Bercy réclame 850 millions d’euros d’économies à la Défense. Le général Pierre de Villiers a fait savoir ce qu’il en pensait, avant d’être recadré par le président.
Le général Pierre de Villiers ne décolère pas. Furibond contre le train d’économies imposé à la défense, le chef d’état-major des armées a fait trembler les murs de l’Assemblée nationale lors d’une réunion avec des députés jeudi 13 juillet. Le gradé, auditionné la veille devant la commission de la Défense au Palais-Bourbon, a tapé du poing sur la table, expliquant à qui voulait l’entendre que l’armée avait « tout donné » et jugeant que la situation n’est « pas tenable ». « Je ne vais pas me faire baiser comme cela », a-t-il joliment ajouté, selon plusieurs participants cités par l’Agence France-Presse.
Devant les élus, le général connu pour son franc-parler a argué du fait que, faute de moyens, l’armée française devait régulièrement annuler des opérations après parfois des mois de recherche sur le terrain. « J’ai entendu et vu un homme très en colère. […] Il était remonté contre les coupes budgétaires et considère qu’elles ne permettront pas à nos armées de fonctionner comme il se doit », se rappelle le député socialiste Luc Carvounas. « C’est tout à fait exceptionnel qu’un chef d’état-major dise des choses pareilles », renchérit Jean-Christophe Lagarde, précisant que le général avait été applaudi après son intervention, « sur tous les bancs ». Le général a appelé à un effort sensible et rapide au plan budgétaire, disant en substance que l’objectif, fixé par Emmanuel Macron, d’atteindre « 2 % du PIB en 2025, c’est sympa, mais qu’il faut agir dès 2017 et 2018 », a rapporté Jean-Christophe Lagarde. Le chef d’état-major a appelé à une augmentation minimum de 2 milliards d’euros chaque année avec une loi de programmation militaire votée avant le 14 juillet 2018 pour 2019-2025, toujours selon ce participant.
850 millions d’économies
En 2014, Pierre de Villiers avait mis sa démission dans la balance, avec les chefs d’état-major des trois armées (air, terre et mer), devant la perspective de coupes budgétaires. Ministre de la Défense à l’époque, Jean-Yves Le Drian avait alors pris fait et cause pour ses troupes.
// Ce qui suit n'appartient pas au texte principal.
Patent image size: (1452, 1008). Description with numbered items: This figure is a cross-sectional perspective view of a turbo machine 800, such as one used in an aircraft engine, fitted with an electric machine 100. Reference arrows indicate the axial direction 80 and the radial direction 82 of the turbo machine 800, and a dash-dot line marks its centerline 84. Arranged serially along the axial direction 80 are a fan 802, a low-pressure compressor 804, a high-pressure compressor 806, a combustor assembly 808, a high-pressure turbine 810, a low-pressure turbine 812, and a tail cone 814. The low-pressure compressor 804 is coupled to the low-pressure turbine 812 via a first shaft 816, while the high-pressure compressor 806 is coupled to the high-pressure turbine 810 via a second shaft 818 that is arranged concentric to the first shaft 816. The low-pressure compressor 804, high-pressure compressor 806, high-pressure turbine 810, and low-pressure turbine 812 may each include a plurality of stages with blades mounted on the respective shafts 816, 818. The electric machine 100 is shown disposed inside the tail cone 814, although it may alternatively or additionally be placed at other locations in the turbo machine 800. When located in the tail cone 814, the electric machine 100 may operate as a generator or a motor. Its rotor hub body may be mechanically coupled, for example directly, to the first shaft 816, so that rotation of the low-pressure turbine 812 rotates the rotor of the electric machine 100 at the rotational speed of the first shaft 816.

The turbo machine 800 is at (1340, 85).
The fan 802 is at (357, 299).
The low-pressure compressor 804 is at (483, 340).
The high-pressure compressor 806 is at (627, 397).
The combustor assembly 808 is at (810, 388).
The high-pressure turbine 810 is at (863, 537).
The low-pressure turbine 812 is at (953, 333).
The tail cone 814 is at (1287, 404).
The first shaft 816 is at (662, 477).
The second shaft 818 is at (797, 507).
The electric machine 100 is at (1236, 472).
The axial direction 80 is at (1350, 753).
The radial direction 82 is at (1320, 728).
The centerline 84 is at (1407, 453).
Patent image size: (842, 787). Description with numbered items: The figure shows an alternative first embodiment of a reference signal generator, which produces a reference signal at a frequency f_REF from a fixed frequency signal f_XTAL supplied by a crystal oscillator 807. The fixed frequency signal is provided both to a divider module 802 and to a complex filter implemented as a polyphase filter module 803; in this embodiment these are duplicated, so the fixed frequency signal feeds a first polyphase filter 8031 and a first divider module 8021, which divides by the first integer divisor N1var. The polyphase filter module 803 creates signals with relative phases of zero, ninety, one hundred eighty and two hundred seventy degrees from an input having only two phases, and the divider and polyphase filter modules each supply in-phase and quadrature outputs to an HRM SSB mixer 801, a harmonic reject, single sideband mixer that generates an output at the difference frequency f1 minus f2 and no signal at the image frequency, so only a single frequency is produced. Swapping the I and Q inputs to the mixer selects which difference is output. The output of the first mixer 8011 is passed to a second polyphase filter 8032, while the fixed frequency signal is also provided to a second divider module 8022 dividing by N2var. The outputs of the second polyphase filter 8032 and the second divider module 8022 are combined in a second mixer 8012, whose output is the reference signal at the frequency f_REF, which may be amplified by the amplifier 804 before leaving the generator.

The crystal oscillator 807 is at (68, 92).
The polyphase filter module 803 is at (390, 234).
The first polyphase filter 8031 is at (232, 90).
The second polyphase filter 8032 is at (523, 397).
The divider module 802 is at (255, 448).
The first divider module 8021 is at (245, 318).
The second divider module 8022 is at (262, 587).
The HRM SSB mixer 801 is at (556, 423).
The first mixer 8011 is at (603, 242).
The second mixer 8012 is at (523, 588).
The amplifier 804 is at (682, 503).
Le gouvernement d’Édouard Philippe a détaillé ces mesures d’économies mercredi au moment même où le général de Villiers était officiellement reconduit dans ses fonctions pour un an. Les armées vont devoir assumer en 2017 le surcoût des opérations extérieures (850 millions d’euros), jusqu’ici réparti entre les autres ministères au nom de l’effort collectif de défense. Concrètement, leur budget restera en apparence inchangé par rapport à celui voté par le Parlement en 2016 (32,7 milliards d’euros). Mais elles auront 850 millions de crédits en moins pour leurs programmes d’équipements.
Plus tard dans la journée, Emmanuel Macron a sèchement répliqué. « Je considère qu’il n’est pas digne d’étaler certains débats sur la place publique », a-t-il dit devant la communauté militaire. « J’ai pris des engagements. Je suis votre chef. Les engagements que je prends devant nos concitoyens et devant les armées, je sais les tenir », a-t-il dit. « Et je n’ai à cet égard besoin de nulle pression et de nul commentaire », a-t-il ajouté. « Un effort a été demandé pour cette année à tous les ministères, y compris le ministère des Armées », a souligné le chef de l’État. « Il était légitime, il était faisable sans attenter en rien à la sécurité de nos troupes, à nos commandes militaires et à la situation telle qu’elle est aujourd’hui », a-t-il dit.
Opération Sentinelle
Le président Emmanuel Macron a par ailleurs annoncé jeudi que l’opération Sentinelle allait être « revue en profondeur » afin de gagner en « efficacité ». « Nous proposerons à l’automne une nouvelle doctrine d’intervention qui permettra de revenir en profondeur sur l’organisation de Sentinelle afin d’avoir une plus grande efficacité opérationnelle et de prendre en compte l’effectivité et l’évolution de la menace », a-t-il dit devant la communauté militaire à la veille du 14 juillet.